The film is set in East Germany in 1989, shortly before the fall of the Berlin Wall, and centers around single mother Christiane (Katrin Sass) and her two children Alex (Daniel Brühl) and Ariane (Maria Simon). Raising the two children alone after her husband defects to West Germany Christiane is passionate Socialist who, after witnessing Alex being arrested for participating in a protest march, suffers a heart attack and falls into a coma for 8 months. During this period East Germany undergoes radical changes with the fall of the Berlin Wall and the influx of western culture into the previously insular country.

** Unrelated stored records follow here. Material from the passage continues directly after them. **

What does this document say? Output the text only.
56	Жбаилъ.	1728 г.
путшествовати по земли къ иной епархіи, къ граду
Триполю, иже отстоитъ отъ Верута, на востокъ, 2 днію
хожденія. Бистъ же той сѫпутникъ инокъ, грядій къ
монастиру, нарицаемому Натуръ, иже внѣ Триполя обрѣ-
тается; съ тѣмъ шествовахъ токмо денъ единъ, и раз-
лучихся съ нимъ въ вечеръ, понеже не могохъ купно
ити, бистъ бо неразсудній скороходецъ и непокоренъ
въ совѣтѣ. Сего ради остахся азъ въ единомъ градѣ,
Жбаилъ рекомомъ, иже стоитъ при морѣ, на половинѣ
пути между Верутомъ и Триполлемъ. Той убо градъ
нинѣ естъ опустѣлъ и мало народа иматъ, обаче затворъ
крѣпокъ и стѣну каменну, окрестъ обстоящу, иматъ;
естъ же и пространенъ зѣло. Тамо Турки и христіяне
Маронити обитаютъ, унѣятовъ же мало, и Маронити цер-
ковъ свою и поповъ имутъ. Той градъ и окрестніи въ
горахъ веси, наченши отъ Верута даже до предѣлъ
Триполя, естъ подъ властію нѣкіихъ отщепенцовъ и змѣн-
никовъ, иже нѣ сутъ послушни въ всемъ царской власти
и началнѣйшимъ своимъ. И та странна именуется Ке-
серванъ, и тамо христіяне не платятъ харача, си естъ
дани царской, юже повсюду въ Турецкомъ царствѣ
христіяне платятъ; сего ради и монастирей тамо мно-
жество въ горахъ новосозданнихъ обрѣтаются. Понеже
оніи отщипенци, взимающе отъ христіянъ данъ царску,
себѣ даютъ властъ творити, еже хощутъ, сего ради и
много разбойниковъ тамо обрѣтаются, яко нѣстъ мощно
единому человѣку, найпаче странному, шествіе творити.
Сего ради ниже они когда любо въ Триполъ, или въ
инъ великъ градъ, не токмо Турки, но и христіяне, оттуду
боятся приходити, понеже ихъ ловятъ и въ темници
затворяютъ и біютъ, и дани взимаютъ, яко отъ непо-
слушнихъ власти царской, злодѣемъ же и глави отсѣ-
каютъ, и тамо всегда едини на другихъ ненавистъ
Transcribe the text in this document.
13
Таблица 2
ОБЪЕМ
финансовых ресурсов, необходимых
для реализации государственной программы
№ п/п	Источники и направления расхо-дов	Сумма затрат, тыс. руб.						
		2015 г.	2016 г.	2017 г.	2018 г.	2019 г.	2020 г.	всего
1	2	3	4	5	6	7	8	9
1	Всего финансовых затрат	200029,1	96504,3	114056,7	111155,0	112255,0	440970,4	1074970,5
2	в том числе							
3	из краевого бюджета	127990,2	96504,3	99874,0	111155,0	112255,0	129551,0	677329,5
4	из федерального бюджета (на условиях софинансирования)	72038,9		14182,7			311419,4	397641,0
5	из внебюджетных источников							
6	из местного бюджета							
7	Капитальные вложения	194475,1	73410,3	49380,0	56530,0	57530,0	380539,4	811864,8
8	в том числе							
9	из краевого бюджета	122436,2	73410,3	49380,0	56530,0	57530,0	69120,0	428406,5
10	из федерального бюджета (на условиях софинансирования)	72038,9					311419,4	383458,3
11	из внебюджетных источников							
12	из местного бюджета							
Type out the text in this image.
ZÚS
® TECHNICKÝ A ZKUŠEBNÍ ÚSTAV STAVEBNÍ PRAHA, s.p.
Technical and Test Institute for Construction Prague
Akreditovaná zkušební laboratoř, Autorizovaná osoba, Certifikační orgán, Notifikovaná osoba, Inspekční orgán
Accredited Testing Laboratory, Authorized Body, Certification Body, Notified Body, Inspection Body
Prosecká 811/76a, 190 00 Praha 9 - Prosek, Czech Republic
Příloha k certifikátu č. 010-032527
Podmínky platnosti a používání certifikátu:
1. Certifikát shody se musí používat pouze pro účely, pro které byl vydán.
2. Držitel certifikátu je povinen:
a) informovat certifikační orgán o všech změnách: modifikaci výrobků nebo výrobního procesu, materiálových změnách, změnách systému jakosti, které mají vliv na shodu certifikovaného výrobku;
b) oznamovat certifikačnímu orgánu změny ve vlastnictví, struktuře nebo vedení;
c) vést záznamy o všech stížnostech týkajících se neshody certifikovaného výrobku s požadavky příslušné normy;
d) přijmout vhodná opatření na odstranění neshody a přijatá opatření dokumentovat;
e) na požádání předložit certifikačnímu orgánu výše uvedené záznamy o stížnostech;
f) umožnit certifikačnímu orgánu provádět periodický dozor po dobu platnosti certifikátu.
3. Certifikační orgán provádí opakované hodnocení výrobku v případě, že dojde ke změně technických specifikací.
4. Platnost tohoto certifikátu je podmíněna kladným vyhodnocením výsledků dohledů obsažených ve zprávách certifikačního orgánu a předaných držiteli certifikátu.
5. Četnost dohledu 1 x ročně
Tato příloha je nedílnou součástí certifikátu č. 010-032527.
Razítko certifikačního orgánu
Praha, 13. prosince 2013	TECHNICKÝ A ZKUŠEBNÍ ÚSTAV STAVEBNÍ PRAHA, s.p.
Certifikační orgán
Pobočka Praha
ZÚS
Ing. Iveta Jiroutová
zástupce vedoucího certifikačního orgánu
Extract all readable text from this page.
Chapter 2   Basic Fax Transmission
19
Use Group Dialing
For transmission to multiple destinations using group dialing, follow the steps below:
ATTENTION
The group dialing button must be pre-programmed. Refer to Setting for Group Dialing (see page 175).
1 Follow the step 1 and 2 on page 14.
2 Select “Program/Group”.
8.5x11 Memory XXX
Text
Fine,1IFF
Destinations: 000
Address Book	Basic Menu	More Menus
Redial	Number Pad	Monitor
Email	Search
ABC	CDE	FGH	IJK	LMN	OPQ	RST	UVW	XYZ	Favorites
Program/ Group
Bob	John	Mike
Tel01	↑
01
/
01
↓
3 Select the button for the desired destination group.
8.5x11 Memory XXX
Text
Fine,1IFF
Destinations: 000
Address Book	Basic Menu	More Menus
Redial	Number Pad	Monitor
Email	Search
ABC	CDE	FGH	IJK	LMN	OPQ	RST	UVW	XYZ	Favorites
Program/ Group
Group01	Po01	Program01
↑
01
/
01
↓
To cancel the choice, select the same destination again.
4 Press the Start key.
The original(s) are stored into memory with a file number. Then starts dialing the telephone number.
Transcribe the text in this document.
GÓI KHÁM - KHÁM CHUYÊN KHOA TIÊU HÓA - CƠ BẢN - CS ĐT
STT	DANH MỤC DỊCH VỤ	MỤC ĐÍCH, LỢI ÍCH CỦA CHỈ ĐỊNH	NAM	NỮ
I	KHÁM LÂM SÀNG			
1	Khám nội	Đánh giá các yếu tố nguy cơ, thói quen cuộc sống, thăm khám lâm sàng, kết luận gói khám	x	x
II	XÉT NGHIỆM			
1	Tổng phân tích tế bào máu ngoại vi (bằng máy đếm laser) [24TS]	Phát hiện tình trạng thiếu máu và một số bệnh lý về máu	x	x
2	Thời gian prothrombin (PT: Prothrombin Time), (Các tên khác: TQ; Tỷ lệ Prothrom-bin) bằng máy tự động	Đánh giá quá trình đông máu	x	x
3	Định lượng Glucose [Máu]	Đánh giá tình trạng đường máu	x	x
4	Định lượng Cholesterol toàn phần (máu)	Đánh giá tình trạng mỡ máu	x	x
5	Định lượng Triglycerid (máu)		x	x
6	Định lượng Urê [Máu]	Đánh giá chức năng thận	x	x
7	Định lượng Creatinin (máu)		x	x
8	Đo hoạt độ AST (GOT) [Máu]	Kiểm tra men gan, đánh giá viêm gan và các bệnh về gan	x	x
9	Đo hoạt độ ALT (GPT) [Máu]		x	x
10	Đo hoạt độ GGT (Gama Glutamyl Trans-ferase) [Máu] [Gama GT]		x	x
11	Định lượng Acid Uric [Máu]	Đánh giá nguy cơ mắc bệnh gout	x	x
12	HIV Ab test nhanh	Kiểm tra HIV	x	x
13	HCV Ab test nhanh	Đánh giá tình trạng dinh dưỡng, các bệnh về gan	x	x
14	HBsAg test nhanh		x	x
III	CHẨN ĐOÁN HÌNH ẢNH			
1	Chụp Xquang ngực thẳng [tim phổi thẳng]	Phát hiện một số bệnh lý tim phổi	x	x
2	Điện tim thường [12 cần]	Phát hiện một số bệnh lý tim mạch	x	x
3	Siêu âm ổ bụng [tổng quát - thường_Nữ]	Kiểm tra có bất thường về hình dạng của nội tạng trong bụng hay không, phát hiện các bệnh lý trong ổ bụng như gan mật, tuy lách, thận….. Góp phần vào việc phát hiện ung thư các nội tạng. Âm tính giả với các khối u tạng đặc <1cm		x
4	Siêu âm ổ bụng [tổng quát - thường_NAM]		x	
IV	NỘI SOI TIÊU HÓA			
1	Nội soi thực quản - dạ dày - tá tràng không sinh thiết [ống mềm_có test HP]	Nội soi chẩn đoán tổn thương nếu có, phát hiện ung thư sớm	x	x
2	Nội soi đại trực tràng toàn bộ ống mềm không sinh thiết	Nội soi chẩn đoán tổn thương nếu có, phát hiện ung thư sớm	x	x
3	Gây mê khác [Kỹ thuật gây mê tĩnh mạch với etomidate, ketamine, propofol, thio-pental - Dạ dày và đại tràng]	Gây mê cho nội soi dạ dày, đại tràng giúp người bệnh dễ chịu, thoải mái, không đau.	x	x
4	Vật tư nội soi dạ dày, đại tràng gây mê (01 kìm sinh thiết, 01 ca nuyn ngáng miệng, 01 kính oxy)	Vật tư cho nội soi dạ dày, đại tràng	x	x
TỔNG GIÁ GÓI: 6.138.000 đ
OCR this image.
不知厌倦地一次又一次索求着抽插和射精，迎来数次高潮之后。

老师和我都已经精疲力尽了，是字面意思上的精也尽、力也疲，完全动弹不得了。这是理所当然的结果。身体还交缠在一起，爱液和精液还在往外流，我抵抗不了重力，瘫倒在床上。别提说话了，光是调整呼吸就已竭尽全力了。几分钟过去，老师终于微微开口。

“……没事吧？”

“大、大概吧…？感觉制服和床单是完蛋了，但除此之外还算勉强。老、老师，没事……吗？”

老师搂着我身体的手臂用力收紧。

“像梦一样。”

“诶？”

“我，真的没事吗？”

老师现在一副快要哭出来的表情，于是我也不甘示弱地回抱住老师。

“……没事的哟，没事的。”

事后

After Christiane awakes from her coma the doctors inform Alex that any sort of shock may lead to another heart attack and, feeling that these changes may be detrimental to his mothers health, Alex resolves to keep this from her.
Alex moves his mother back home and, with the help of his family, neighbours, and friends, they pretend that nothing has changed within the 4 walls of their flat whilst outside East Germany begins to welcome western ideals and businesses – Ariane gets a job working at Burger King and becomes involved with a West German whilst Alex gets a job installing satellite tv. At home the family dress in typically East German clothing and, with the help of his friend Denis, Alex puts together false news stories and television shows in order to keep the illusion alive whilst hunting for East German goods that are proving increasingly difficult to find.
Ultimately the story is one of a boy who loves his mother and will do anything to protect her and is loosely based on the last few years of Lenin’s life where it was deemed that over-excitement might cause him health problems so he was kept in a controlled environment whilst Stalin had special newspapers printed for him editing any news about the political struggles of the time. The film touches on the unification of Germany without going in to much detail of the experiences of the East German people which is a shame as some of the films most poignant scenes involve this especially when Alex goes grocery shopping only to discover that the shelves are bare, later to be replaced by western versions of the same foods forcing Alex to decant the contents into East German packaging in order to maintain the charade. The film itself is beautifully shot, written, and acted and ultimately deserving of the many awards it won.